Neuron Runtime Troubleshooting on Trn1#

Memory Errors#

Transient memory errors#

Uncorrectable memory error is detected on Neuron device: 5:1 metadata: 0x2. The error might cause incorrect computational results and might affect training convergence. Please
terminate and restart from the last checkpoint if the convergence is impacted.

Solution#

Neuron detected a single uncorrectable bit flip in the device memory. The execution can continue but there is a possibility of a numerical error. If this is a concern, terminate and restart from the last known good check point.

Persistent memory errors#

Uncorrectable memory error is detected on Neuron device: 5:1 metadata: 0x2. Failing execution.

Solution#

Multiple uncorrectable errors are detected during execution. The execution cannot continue. This is most likely caused by faulty hardware. Terminate and move to a different instance.

Failure to initialize Neuron#

nd0 nc0 Timestamp program stop timeout (1000 ms)
nd0 nc0 Error while waiting for timestamp program to end on TPB eng 0
nd0 nc0 Failed to stop neuron core
nd0 nc0 Failed to end timestamp sync programs
TDRV not initialized
Failed to initialize devices, error:5

Solution#

Previously executed application left Neuron devices in running state. Reset Neuron devices but reloading Neuron Driver. Note, this is a temporary workaround, future versions of Neuron will reset running devices automatically.

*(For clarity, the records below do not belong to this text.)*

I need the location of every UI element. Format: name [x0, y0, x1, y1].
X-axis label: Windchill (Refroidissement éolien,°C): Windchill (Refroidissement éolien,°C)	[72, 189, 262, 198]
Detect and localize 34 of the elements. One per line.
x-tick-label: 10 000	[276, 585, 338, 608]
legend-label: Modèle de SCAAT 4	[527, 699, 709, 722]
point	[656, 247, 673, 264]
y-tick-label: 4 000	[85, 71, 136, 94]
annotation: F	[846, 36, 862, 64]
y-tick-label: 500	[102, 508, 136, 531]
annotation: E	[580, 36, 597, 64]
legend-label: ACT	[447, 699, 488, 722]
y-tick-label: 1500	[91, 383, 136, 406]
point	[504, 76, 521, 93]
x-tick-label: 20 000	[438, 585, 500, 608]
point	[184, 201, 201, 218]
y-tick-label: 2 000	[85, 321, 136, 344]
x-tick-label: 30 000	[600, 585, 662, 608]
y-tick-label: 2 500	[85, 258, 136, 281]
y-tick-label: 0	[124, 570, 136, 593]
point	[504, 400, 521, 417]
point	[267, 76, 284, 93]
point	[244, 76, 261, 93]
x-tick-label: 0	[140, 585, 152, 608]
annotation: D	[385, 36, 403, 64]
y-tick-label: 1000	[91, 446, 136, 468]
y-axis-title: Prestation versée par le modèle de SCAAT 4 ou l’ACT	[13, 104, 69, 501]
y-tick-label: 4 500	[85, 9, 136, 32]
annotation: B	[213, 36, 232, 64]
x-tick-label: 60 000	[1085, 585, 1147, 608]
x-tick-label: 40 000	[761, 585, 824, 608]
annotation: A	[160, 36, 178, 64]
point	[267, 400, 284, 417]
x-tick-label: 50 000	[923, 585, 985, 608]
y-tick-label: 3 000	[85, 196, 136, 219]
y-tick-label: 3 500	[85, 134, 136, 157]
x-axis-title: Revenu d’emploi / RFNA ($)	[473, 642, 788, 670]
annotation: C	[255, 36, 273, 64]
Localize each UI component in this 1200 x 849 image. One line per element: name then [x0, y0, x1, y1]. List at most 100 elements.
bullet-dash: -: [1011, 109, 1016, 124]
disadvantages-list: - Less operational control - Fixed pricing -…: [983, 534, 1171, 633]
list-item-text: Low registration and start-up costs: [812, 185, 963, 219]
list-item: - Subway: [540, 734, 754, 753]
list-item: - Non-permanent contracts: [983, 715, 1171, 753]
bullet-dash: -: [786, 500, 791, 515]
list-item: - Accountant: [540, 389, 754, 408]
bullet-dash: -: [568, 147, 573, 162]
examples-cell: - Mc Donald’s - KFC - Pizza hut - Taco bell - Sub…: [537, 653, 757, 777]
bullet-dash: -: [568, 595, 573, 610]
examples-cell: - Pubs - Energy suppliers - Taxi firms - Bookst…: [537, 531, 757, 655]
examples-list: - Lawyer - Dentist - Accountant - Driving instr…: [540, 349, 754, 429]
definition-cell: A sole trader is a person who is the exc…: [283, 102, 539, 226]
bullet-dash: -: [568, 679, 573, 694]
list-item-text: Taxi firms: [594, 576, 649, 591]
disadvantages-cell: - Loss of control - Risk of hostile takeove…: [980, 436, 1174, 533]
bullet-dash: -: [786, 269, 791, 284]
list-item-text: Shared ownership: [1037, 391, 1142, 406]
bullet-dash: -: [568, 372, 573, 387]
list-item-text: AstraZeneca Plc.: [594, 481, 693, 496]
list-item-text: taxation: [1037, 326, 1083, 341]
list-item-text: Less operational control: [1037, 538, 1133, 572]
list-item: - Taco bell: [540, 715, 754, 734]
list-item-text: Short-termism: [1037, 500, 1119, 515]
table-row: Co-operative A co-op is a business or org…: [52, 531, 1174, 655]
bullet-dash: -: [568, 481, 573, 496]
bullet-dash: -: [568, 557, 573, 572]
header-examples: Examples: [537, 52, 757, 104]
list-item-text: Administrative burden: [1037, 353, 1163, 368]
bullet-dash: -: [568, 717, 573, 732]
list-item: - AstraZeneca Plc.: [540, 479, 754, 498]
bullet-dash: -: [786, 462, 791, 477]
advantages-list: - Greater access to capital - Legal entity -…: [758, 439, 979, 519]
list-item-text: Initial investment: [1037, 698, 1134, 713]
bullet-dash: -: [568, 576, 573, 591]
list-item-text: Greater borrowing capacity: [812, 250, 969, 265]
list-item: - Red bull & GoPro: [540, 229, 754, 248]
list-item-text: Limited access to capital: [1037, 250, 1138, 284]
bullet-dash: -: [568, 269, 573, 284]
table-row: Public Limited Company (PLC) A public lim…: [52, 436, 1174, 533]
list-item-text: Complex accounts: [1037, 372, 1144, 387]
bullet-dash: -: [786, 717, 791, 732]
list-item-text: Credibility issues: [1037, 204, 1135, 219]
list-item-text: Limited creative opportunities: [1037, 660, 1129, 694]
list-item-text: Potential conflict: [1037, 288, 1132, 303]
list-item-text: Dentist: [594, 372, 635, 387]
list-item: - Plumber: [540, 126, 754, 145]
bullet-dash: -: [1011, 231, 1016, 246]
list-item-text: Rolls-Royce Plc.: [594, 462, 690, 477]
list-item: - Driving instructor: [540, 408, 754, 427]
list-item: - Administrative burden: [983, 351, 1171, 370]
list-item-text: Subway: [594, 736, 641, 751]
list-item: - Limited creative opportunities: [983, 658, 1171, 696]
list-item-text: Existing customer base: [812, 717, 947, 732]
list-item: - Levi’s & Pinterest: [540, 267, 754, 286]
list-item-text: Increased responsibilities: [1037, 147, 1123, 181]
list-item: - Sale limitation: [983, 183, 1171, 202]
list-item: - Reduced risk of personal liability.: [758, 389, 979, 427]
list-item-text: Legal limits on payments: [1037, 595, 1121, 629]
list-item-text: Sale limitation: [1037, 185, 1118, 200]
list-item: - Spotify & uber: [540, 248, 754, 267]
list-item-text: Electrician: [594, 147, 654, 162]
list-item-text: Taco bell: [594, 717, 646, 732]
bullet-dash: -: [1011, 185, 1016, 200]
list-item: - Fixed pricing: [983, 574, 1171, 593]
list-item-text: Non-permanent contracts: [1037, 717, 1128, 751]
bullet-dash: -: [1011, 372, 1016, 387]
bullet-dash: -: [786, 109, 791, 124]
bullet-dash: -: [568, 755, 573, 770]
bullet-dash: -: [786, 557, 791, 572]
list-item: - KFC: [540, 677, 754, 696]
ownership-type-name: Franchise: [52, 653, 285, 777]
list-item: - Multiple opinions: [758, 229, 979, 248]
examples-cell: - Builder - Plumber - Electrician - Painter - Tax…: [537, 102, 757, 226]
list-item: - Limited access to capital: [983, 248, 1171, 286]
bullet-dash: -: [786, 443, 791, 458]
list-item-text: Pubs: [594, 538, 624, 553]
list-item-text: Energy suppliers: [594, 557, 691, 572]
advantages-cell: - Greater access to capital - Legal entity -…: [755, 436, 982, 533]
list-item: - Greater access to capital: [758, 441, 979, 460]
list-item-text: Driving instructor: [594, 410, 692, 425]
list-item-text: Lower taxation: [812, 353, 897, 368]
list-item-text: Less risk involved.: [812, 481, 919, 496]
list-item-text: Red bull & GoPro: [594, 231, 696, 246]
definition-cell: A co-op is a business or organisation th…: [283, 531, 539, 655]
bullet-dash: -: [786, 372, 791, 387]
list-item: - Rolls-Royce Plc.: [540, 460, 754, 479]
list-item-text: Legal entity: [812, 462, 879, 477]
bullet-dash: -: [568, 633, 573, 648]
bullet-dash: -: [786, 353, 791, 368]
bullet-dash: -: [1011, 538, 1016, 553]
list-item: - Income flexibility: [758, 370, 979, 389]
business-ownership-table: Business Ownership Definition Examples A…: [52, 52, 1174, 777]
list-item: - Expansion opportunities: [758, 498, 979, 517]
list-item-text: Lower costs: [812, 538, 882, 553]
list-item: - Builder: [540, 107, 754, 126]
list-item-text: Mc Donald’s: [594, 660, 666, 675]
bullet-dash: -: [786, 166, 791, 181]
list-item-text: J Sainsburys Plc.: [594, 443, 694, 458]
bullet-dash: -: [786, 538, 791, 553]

sudo rmmod neuron; sudo modprobe neuron

An application is trying to use more cores that are available on the instance#

Could not open the nd1

Solution#

Use properly sized instance. trn1.32xlarge has 32 Neuron Cores, trn1.2xlarge has 2 Neuron Cores.

EFA and Collective Communication Errors#

Missing aws-neuronx-collectives package#

aws-neuronx-collectives package is required to execute Collective Communication on a single instance and across multiple instances.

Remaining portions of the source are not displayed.